Everyone loves origin stories, especially those that explore the beginnings of beloved characters in greater detail. While storytelling structures of yore would often place the origin story at the beginning of the story – as usually happens in real life – modern audiences like to be introduced to characters who are already somewhat possessed of their unique talents/powers and making their mark on the world. Once these characters become an industry fixture (when there is enough audience demand and profit potential) then prequels are made, delving deeper into the characters’ backstories to plot the course of how they got to where they were when they were first introduced.
Nearly ever iconic character in modern memory has had their story told in this flip-flopped way: Darth Vader, Batman, the X-Men, James T. Kirk, John Connor, Vito Corleone, and on and on. We are introduced to a memorable character in their full glory and we say, “Wow! How did they get here?” Of course, prequels are also a safe bet because studios and publishers never know how audiences will receive the continuation of a story, but if it’s known that audiences loved the character so far, it’s easier to tell the story that led up the awesomeness. Cha-ching.

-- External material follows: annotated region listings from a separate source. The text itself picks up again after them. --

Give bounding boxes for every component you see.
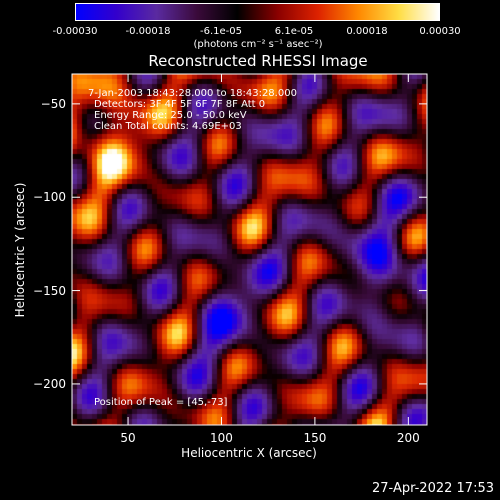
x-tick-label: 100: [210, 431, 233, 445]
timestamp: 27-Apr-2022 17:53: [372, 481, 494, 496]
y-tick-label: −200: [33, 376, 66, 391]
x-tick-label: 150: [303, 431, 327, 445]
colorbar-tick-label: 0.00018: [346, 26, 388, 37]
x-tick-label: 200: [396, 431, 420, 445]
y-axis-label: Heliocentric Y (arcsec): [13, 182, 27, 318]
y-tick-label: −150: [33, 283, 66, 298]
colorbar-tick-label: -0.00018: [125, 26, 171, 37]
chart-title: Reconstructed RHESSI Image: [148, 52, 368, 70]
colorbar-tick-label: -6.1e-05: [200, 26, 242, 37]
colorbar-tick-label: 0.00030: [419, 26, 461, 37]
x-axis-label: Heliocentric X (arcsec): [181, 446, 317, 460]
colorbar: [75, 3, 440, 21]
info-line-clean: Clean Total counts: 4.69E+03: [94, 121, 242, 132]
colorbar-unit: (photons cm⁻² s⁻¹ asec⁻²): [193, 39, 323, 50]
info-line-detectors: Detectors: 3F 4F 5F 6F 7F 8F Att 0: [94, 99, 266, 110]
info-line-energy: Energy Range: 25.0 - 50.0 keV: [94, 110, 247, 121]
plot-area: 7-Jan-2003 18:43:28.000 to 18:43:28.000 …: [72, 74, 427, 425]
y-tick-label: −100: [33, 190, 66, 205]
peak-position-label: Position of Peak = [45,-73]: [94, 397, 228, 408]
y-tick-label: −50: [40, 96, 66, 111]
colorbar-tick-label: 6.1e-05: [274, 26, 314, 37]
x-tick-label: 50: [120, 431, 136, 445]
colorbar-tick-label: -0.00030: [52, 26, 98, 37]
info-line-time: 7-Jan-2003 18:43:28.000 to 18:43:28.000: [88, 88, 297, 99]
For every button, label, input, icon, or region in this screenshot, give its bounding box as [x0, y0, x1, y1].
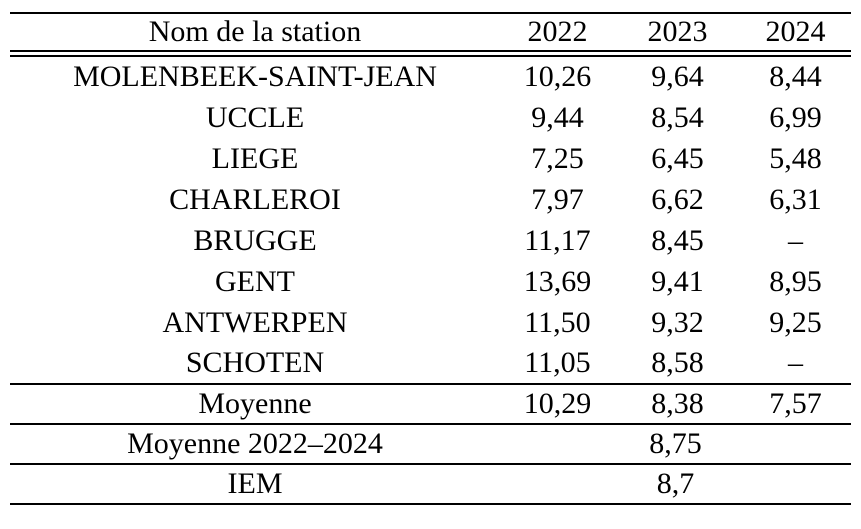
value-2022-cell: 11,17 — [524, 223, 591, 257]
value-2024-cell: 9,25 — [769, 305, 822, 339]
station-data-row: CHARLEROI 7,97 6,62 6,31 — [10, 179, 851, 220]
station-name-cell: GENT — [215, 264, 295, 298]
value-2022-cell: 10,26 — [523, 60, 592, 93]
station-data-row: MOLENBEEK-SAINT-JEAN 10,26 9,64 8,44 — [10, 56, 851, 97]
value-2024-cell: 8,95 — [769, 264, 822, 298]
iem-value: 8,7 — [656, 467, 695, 500]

Probably the biggest entry into the pop culture prequel library this year will be The Joker starring Joaquin Phoenix. Numerous Batman films and shows have explained how the Joker got to be who he is, but only enough to make him a competent bad guy to trade blows with the Dark Knight. One of the goals of prequels is to make the characters sympathetic and relatable (did you ever think you would see Darth Vader as a chubby-cheeked kid?) and judging from the trailers, The Joker seeks to do that, at least to an extent.
Everyone knows that the Joker is a bad guy, and it would be in poor taste to make the audience cheer for him (though this approach strangely worked for Tom Hardy’s Venom). Since we live in a world that delights in evil, people will cheer for the Joker regardless of his depravity. The movie studio knows this, and I have little doubt they will try to make the Joker as charmingly perverse as possible.
My question is: why are the origins of evil so fascinating? Why do we crave stories about corruption? There is no simple answer, but I think it strikes at the heart of our human nature; namely, that we are all born into sin. This sin manifests itself in countless ways but we recognize that seed of sin in others more depraved than we are and think, “Could that happen to me?” After all, we share the same dark seed. It could grow into a penchant for lying, drug addiction, or a psychotic murder spree. We see a character like the Joker (although he is fictitious, we only have to look at the evening news to find twisted psychopaths) and we wonder if people like us, who would never dream of actually murdering people with a clown smile, could somehow morph into a monster. Origin stories and prequels outline those steps, sometimes with frightening implications.
If we are children of God, we are dead to our sin natures (Rom. 6:11) but we are still living in this body of death, which yearns for its old nature. This is the struggle that Paul talks about in Rom. 7:14-25. As believers, sin no longer reigns over us, yet we are still dragging around its corpse, so to speak. And sometimes, our dead sin nature can still exert a powerful influence over us. Christians have been caught up in depravity and debauchery as perverse and horrifying as anything the secular and pagan worlds have experienced. We need to follow Paul’s command in Rom. 6:11 – consider ourselves dead to sin. In other words, believe it, because it is true.
Personally, I have little interest in finding out how a psychopath became psychotic. I’d rather not dwell on exactly how the seed of evil blossomed into this particularly hideous flower. But if you do enter the warped mind of the Joker, remember that the power that controls him holds no sway over you. You are free. Believe it.